Paint ball: Lake Zurich’s Anton Strelnikov making a name for himself in the post

The “old school” big man becomes rarer each year. In a sport in which athleticism reigns supreme, stretch fours and ultra-athletic fives have started to take over.

Anton Strelnikov, an incoming senior at Lake Zurich, embraces battling in the paint.

“What I love is just getting down there, getting physical with other people, and getting tough shots up,” Strelnikov said.

Strelnikov’s passion for the game started at an early age. Although he tried other sports, he instantly fell in love with basketball and kept coming back to the court.

Strelnikov uses a variety of post moves to be one of the top paint scorers in Illinois. The big man played down low in his youth, and his years of experience shine on the floor.

“It’s like muscle memory at this point,” Strelnikov said.

His baseline spin mirrors that of two-time Naismith Men’s College Player of the Year, Zach Edey. Strelnikov’s go-to is the drop step middle hook, but he continues to work on his fadeaway jumper to prepare for taller defenders at the next level.

“We call him Tony Jokic for a reason,” said Lake Zurich coach Terry Coughlin.

Strelnikov showed off his facilitating ability at the Ridgewood Live Event basketball shootout at Ridgewood High School in Norridge last weekend.

Opponents double- or triple-teamed Strelnikov each time he touched the ball in the paint. The big man showed poise and control. His ability to find open teammates and get to his spot made the Bears offense tough to stop.

  Lake Zurich’s Anton Strelnikov passes on a fast break during the Riverside-Brookfield boys basketball shootout on Friday, June 21, 2024 in Riverside. Joe Lewnard/

Strelnikov dominated offensively, scoring 16, 22, 23 and 26 points, respectively, and his Bears went 2-2 on the weekend.

However, at 6-foot-8, Strelnikov understands the importance of developing all parts of his game for the next level.

Strelnikov’s first offer, from Western Michigan, felt “surreal.” He received his second offer from Toledo in late June and will be visiting this month.

“As an undersized big, I didn’t really know how my height would play into these coaches’ recruiting,” Strelnikov said. “I always believed that I could go (Division I), but I always thought since I was a little shorter than the rest it might be a little harder.”

When Strelnikov first met Coughlin after reaching varsity as a sophomore, he described himself as slow and unable to run.

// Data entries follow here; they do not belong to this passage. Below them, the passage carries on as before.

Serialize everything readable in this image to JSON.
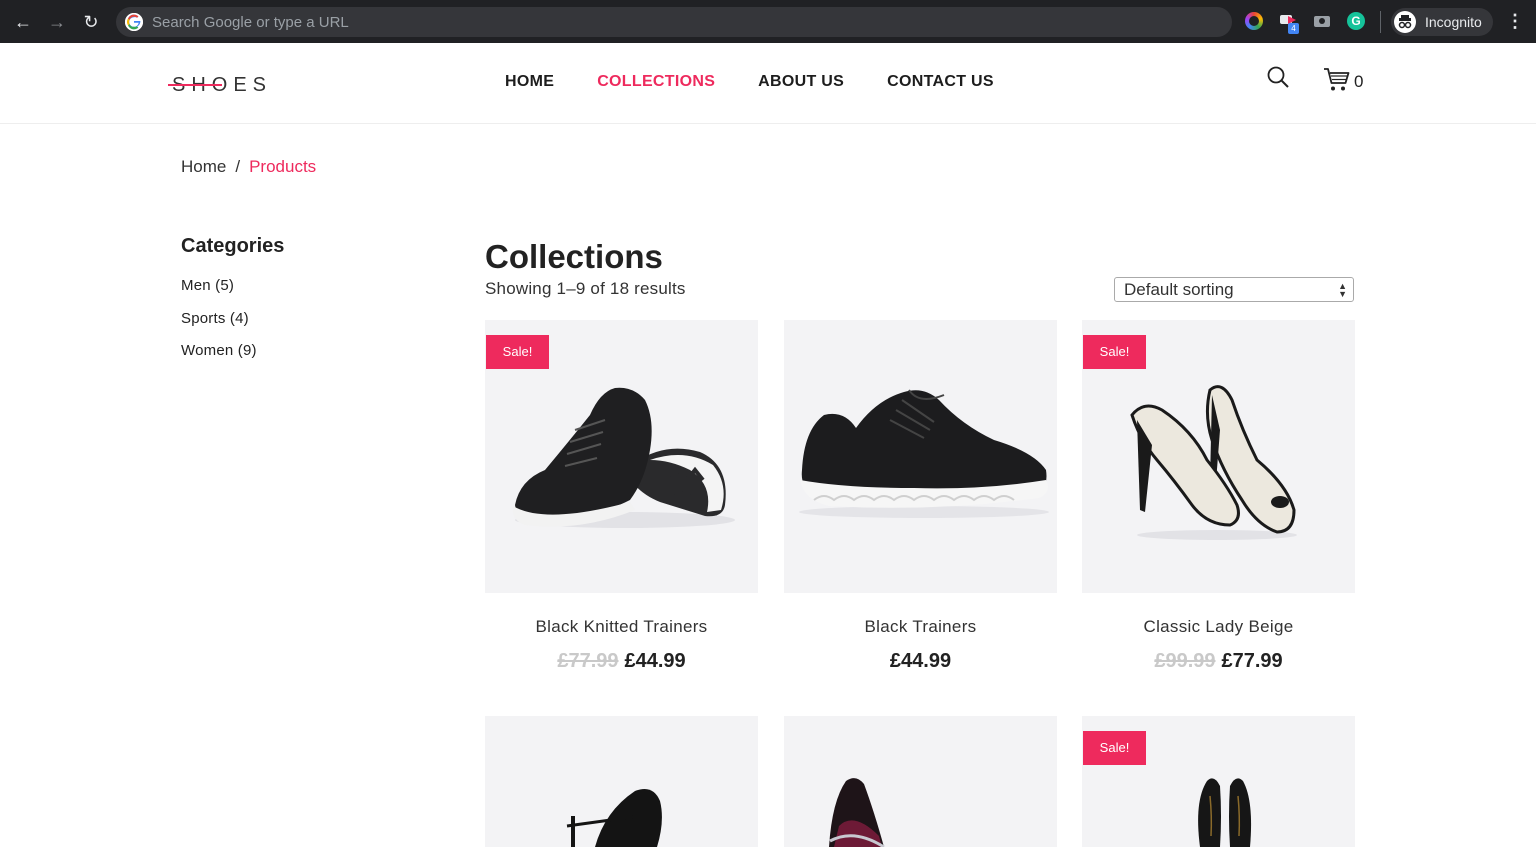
{
  "browser": {
    "omnibox_placeholder": "Search Google or type a URL",
    "incognito_label": "Incognito",
    "extension_badge": "4"
  },
  "site": {
    "logo": "SHOES",
    "nav": [
      {
        "label": "HOME",
        "active": false
      },
      {
        "label": "COLLECTIONS",
        "active": true
      },
      {
        "label": "ABOUT US",
        "active": false
      },
      {
        "label": "CONTACT US",
        "active": false
      }
    ],
    "cart_count": "0",
    "accent_color": "#ee2a5d"
  },
  "breadcrumb": {
    "home": "Home",
    "separator": "/",
    "current": "Products"
  },
  "sidebar": {
    "title": "Categories",
    "categories": [
      {
        "label": "Men (5)"
      },
      {
        "label": "Sports (4)"
      },
      {
        "label": "Women (9)"
      }
    ]
  },
  "main": {
    "title": "Collections",
    "result_count": "Showing 1–9 of 18 results",
    "sort": {
      "selected": "Default sorting"
    },
    "products": [
      {
        "name": "Black Knitted Trainers",
        "old_price": "£77.99",
        "price": "£44.99",
        "badge": "Sale!"
      },
      {
        "name": "Black Trainers",
        "old_price": "",
        "price": "£44.99",
        "badge": ""
      },
      {
        "name": "Classic Lady Beige",
        "old_price": "£99.99",
        "price": "£77.99",
        "badge": "Sale!"
      },
      {
        "name": "",
        "old_price": "",
        "price": "",
        "badge": ""
      },
      {
        "name": "",
        "old_price": "",
        "price": "",
        "badge": ""
      },
      {
        "name": "",
        "old_price": "",
        "price": "",
        "badge": "Sale!"
      }
    ]
  }
}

Now Strelnikov’s conditioning cannot go unnoticed.

“Later in the stretch when it’s a close game I can still have good legs, be fresh and go up strong and not miss any shots,” Strelnikov said.

Strelnikov averaged 17 points, 7 rebounds, and 1.2 blocks a game while shooting 65% from the floor and 72% from the free-throw line last year in his junior season.

“Every coach in the country knows Anton can score,” Coughlin said. “Defending and rebounding was kind of the next step in his game from last year to this year, and I think he showed it this week.”

Strelnikov’s tenacity on both the defensive end and on the glass provides younger teammates with an example to look up to.

  Lake Zurich’s Anton Strelnikov shoots during a game against Bradley during the Riverside-Brookfield boys basketball shootout on Friday, June 21, 2024 in Riverside. Joe Lewnard/

Lake Zurich won their 10th regional championship last season. However, the Bears lost seven graduating seniors.

Strelnikov declared one of his goals as a leader on the team next season.

“Make sure we’re all like a big family so we can play well on the court,” Strelnikov said.

Strelnikov’s motor and drive to improve helped him become one of the premier paint scorers in Illinois and get on the radars of college coaches.

With just one season remaining at Lake Zurich, Strelnikov hopes to motivate his teammates to play at their highest level.

“When the best player is a competitor all the time, that means nobody else can let down and not compete,” Coughlin said.